Agent discovery and composition aren’t immediately intuitive. The store shows available agents, but understanding how agents work together requires reading individual agent documentation. The README doesn’t explain the coordination mechanism in detail—you see that you can list multiple agents in one command, but the internal message flow or selector system isn’t documented with examples. Learning effective agent combinations comes from experimentation and documentation review rather than guided workflows. The package name discrepancy (install with pip install ostorlab but run with oxo command) may also cause initial confusion.

Verdict

Use OXO if you’re building reusable security pipelines that need to compose multiple tools without writing integration code, if you want to share internal scanners across teams through a marketplace model, or if you’re tired of maintaining brittle shell scripts.
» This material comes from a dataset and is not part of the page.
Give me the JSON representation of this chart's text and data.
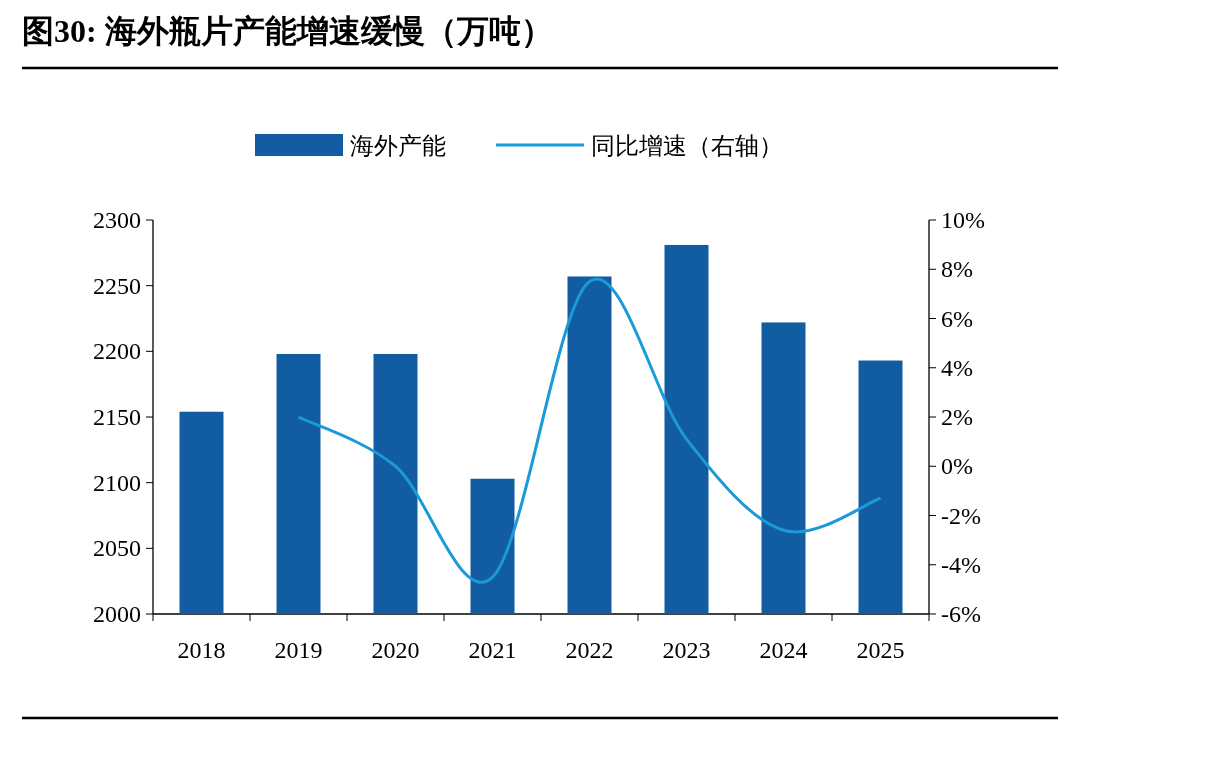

It shines for security teams running comprehensive assessments across diverse asset types—mobile apps, infrastructure, web applications—from a unified workflow. The agent model appears designed to make it straightforward to wrap proprietary tools and distribute them. Skip OXO if you’re running single-tool scans where direct invocation is simpler, if your environment can’t accommodate Docker socket mounting, or if you need documented cloud-native distributed scanning at massive scale. For simple vulnerability aggregation from tools you run separately, DefectDojo offers better centralized management without orchestration overhead.